Expression of Bok mRNA transcripts in rat tissues. (A) For Northern blot analysis, poly(A)⁺-selected RNA from different tissues of rats at 27 days of age or from isolated granulosa cells of estrogen-treated rats was hybridized with a ³²P-labeled Bok cRNA probe. After washing, the blots were exposed to x-ray films at −70°C for five days. Subsequent hybridization with a glyceraldehyde-3-phosphate dehydrogenase cRNA probe was performed to estimate nucleic acid loading (8 h exposure).

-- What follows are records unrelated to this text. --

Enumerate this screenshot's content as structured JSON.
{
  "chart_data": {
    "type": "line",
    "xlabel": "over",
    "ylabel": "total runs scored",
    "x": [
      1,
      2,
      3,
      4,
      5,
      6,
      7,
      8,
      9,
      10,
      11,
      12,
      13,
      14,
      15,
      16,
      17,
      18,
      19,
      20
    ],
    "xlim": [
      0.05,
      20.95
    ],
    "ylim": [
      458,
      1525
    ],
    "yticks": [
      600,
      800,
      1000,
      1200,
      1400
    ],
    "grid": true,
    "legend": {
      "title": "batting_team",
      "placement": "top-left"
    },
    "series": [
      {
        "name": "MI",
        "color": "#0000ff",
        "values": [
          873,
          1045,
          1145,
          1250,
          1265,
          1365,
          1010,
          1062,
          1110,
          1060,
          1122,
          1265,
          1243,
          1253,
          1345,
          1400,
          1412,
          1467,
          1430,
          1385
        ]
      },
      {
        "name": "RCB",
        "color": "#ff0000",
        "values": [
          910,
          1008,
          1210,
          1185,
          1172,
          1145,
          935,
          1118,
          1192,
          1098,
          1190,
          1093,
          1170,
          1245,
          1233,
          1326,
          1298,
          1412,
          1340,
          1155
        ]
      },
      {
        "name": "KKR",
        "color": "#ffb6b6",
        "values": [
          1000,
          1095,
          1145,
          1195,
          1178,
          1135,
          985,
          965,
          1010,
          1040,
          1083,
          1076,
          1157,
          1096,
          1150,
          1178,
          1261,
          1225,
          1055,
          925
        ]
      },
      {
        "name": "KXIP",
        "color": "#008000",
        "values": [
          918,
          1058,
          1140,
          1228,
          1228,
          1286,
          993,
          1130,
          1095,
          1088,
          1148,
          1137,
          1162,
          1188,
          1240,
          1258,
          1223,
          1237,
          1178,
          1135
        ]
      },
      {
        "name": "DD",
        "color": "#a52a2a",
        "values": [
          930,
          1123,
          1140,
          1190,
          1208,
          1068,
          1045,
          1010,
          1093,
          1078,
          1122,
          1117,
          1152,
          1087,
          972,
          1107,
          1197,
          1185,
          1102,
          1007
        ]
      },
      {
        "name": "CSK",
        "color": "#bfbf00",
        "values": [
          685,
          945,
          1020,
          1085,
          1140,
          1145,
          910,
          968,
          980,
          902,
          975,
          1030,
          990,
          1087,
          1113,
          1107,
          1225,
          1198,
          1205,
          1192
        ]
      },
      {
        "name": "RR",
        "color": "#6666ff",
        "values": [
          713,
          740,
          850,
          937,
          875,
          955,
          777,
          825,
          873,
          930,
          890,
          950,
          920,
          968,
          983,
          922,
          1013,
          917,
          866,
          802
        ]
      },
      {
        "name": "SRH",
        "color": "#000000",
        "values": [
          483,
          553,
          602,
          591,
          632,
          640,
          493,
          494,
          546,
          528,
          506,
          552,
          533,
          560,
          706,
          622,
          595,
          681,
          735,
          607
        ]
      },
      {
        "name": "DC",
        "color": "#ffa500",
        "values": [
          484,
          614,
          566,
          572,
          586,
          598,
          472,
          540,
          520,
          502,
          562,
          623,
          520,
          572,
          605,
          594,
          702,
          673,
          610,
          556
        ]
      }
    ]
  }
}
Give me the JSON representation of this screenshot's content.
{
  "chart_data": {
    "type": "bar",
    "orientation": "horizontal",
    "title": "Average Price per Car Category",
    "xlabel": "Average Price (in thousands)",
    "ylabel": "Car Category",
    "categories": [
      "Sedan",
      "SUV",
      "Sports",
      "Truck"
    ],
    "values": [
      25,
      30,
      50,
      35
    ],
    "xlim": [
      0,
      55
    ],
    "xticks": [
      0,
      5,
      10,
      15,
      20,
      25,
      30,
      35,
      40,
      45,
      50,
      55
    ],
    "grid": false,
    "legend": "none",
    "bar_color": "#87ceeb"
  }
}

Specific Bok transcripts are indicated by an arrow. (B) In situ hybridization analysis of Bok expression in the ovary. Ovaries from immature equine chorionic gonadotropin-treated rats were probed with the antisense Bok cRNA. Upper, Left: hybridization signals in representative primary (1°) and secondary (2°) but not primordial (Pmd) follicles (magnification, ×100). Upper, Right (magnification, ×200) and Lower, Left (magnification, ×100): positive signals in granulosa cells of preantral follicles and an antral follicle, respectively. Lower, Right: no signal was found in a section hybridized with the sense Bok probe. O, oocyte; G, granulosa cells; T, theca cells; A, antrum.